#### shounak

Hello All,

I was going through a video on singularity in YouTube when I came across this equation. I cannot quiet recall what is this equation. Can anyone please explain to me?

delta s^2= - (1-rs/r)delta t^2 + 1/(1-rs/r)delta r ^2

where rs (s is the subscript)

It deals with the schwarzschild radius

#### topsquark

Forum Staff
Hello All,

I was going through a video on singularity in YouTube when I came across this equation. I cannot quiet recall what is this equation. Can anyone please explain to me?

delta s^2= - (1-rs/r)delta t^2 + 1/(1-rs/r)delta r ^2

where rs (s is the subscript)

It deals with the schwarzschild radius
(There is some work being done on the site. Neither LaTeX nor uploading an image seems to work right now.)

This is a shortened form of the Schwarzchild metric where r_s = 2GM is the Schwarzchild radius. (The units here are set to c = 1.) In this case we are restricting motion to moving radially inward or outward. The metric tells you how to define a distance between two points in space-time (technically in relativistic terms it's called the "interval" between two "events" in space-time.) This is a GR version of how t and r will behave to produce such things as time dilation or length contraction and the like.

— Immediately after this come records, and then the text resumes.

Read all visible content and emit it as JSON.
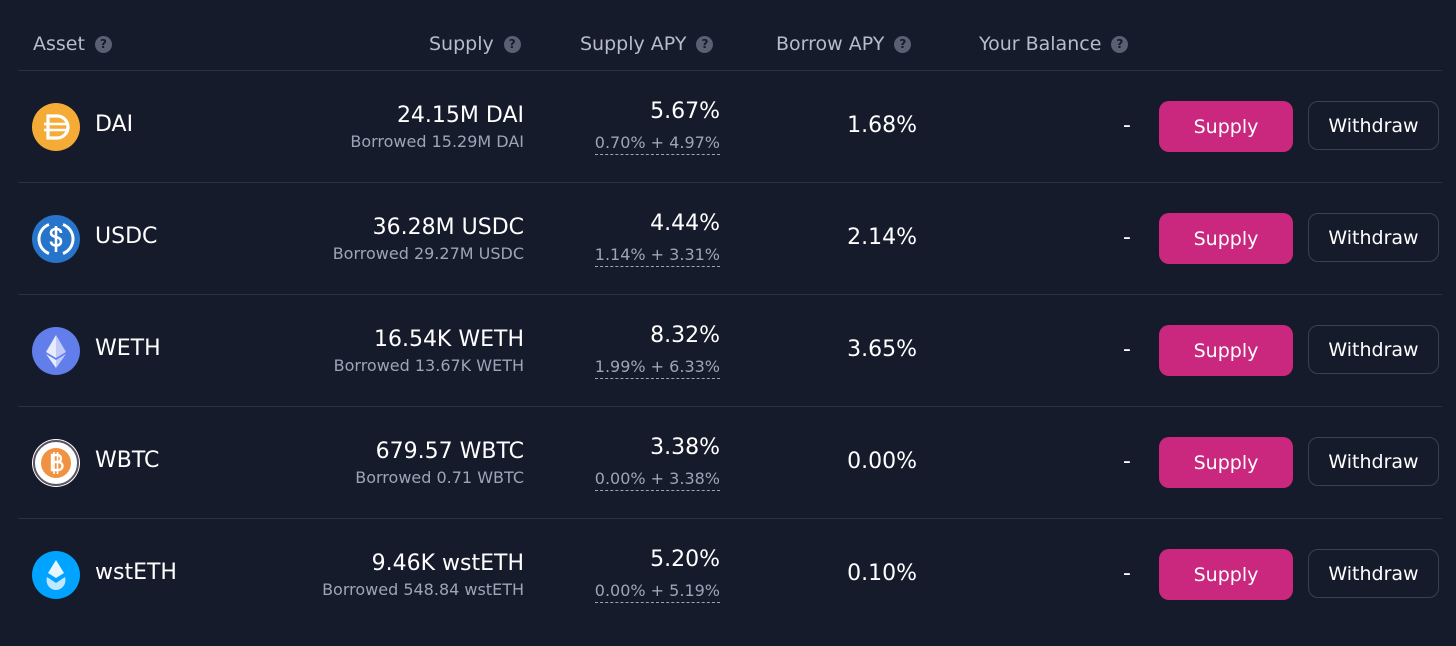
{
  "header": {
    "asset": "Asset",
    "supply": "Supply",
    "supply_apy": "Supply APY",
    "borrow_apy": "Borrow APY",
    "your_balance": "Your Balance",
    "help_glyph": "?"
  },
  "rows": [
    {
      "name": "DAI",
      "supply": "24.15M DAI",
      "borrowed": "Borrowed 15.29M DAI",
      "apy": "5.67%",
      "apy_breakdown": "0.70% + 4.97%",
      "borrow_apy": "1.68%",
      "balance": "-",
      "supply_label": "Supply",
      "withdraw_label": "Withdraw",
      "icon": "dai-icon",
      "color": "#f5ac37"
    },
    {
      "name": "USDC",
      "supply": "36.28M USDC",
      "borrowed": "Borrowed 29.27M USDC",
      "apy": "4.44%",
      "apy_breakdown": "1.14% + 3.31%",
      "borrow_apy": "2.14%",
      "balance": "-",
      "supply_label": "Supply",
      "withdraw_label": "Withdraw",
      "icon": "usdc-icon",
      "color": "#2775ca"
    },
    {
      "name": "WETH",
      "supply": "16.54K WETH",
      "borrowed": "Borrowed 13.67K WETH",
      "apy": "8.32%",
      "apy_breakdown": "1.99% + 6.33%",
      "borrow_apy": "3.65%",
      "balance": "-",
      "supply_label": "Supply",
      "withdraw_label": "Withdraw",
      "icon": "weth-icon",
      "color": "#627eea"
    },
    {
      "name": "WBTC",
      "supply": "679.57 WBTC",
      "borrowed": "Borrowed 0.71 WBTC",
      "apy": "3.38%",
      "apy_breakdown": "0.00% + 3.38%",
      "borrow_apy": "0.00%",
      "balance": "-",
      "supply_label": "Supply",
      "withdraw_label": "Withdraw",
      "icon": "wbtc-icon",
      "color": "#f09242"
    },
    {
      "name": "wstETH",
      "supply": "9.46K wstETH",
      "borrowed": "Borrowed 548.84 wstETH",
      "apy": "5.20%",
      "apy_breakdown": "0.00% + 5.19%",
      "borrow_apy": "0.10%",
      "balance": "-",
      "supply_label": "Supply",
      "withdraw_label": "Withdraw",
      "icon": "wsteth-icon",
      "color": "#00a3ff"
    }
  ],
  "colors": {
    "background": "#161b2b",
    "supply_button": "#c9287e",
    "divider": "#2b3142",
    "muted_text": "#9ea4b6"
  }
}
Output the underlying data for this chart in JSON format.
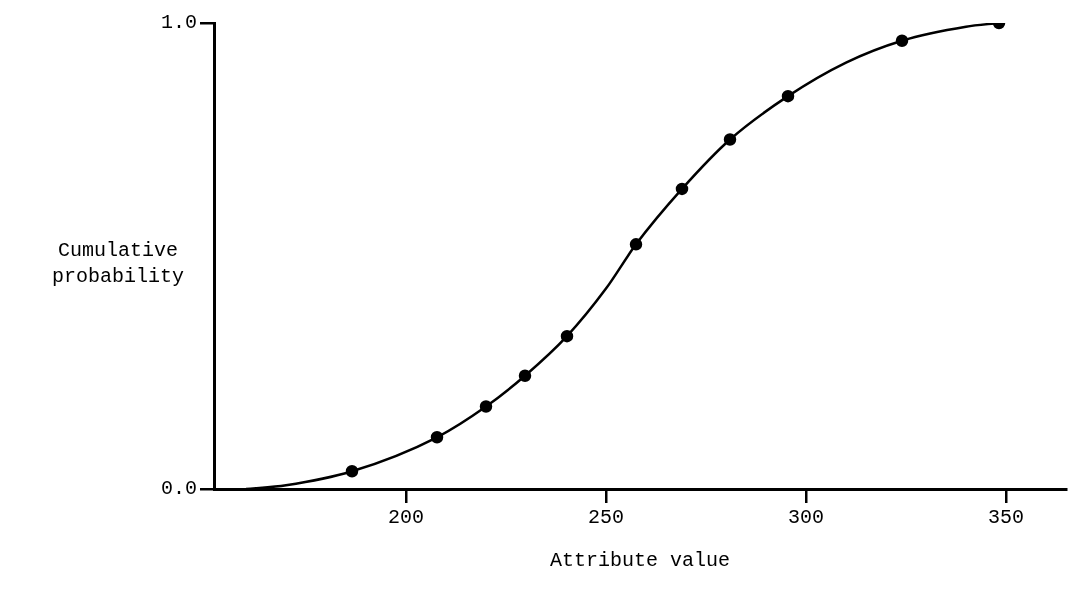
{
  "chart_data": {
    "type": "scatter",
    "xlabel": "Attribute value",
    "ylabel": "Cumulative probability",
    "xlim": [
      152,
      365
    ],
    "ylim": [
      0,
      1
    ],
    "xticks": [
      200,
      250,
      300,
      350
    ],
    "yticks": [
      {
        "value": 0,
        "label": "0.0"
      },
      {
        "value": 1,
        "label": "1.0"
      }
    ],
    "grid": false,
    "legend": false,
    "series": [
      {
        "marker": "circle",
        "color": "#000000",
        "x": [
          186.5,
          207.75,
          220,
          229.75,
          240.25,
          257.5,
          269,
          281,
          295.5,
          324,
          348.25
        ],
        "values": [
          0.038,
          0.111,
          0.177,
          0.243,
          0.328,
          0.525,
          0.644,
          0.75,
          0.843,
          0.962,
          1.0
        ]
      },
      {
        "type": "line",
        "marker": "none",
        "color": "#000000",
        "x": [
          160,
          170,
          186.5,
          207.75,
          220,
          229.75,
          240.25,
          250,
          257.5,
          269,
          281,
          295.5,
          310,
          324,
          340,
          348.25
        ],
        "values": [
          0,
          0.008,
          0.038,
          0.111,
          0.177,
          0.243,
          0.328,
          0.43,
          0.525,
          0.644,
          0.75,
          0.843,
          0.915,
          0.962,
          0.992,
          1.0
        ]
      }
    ]
  }
}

The most famous use of this is in terms of black holes. If an object lies entirely inside of its Schwarzchild radius it is a black hole and in this case r_s is the distance from the center of the hole where the escape speed is equal to the speed of light, meaning it cannot escape. But if we have an object that doesn't lie entirely inside its Schwarzchild radius we can still define r_s and work with it. In this case r_s doesn't act like a singularity.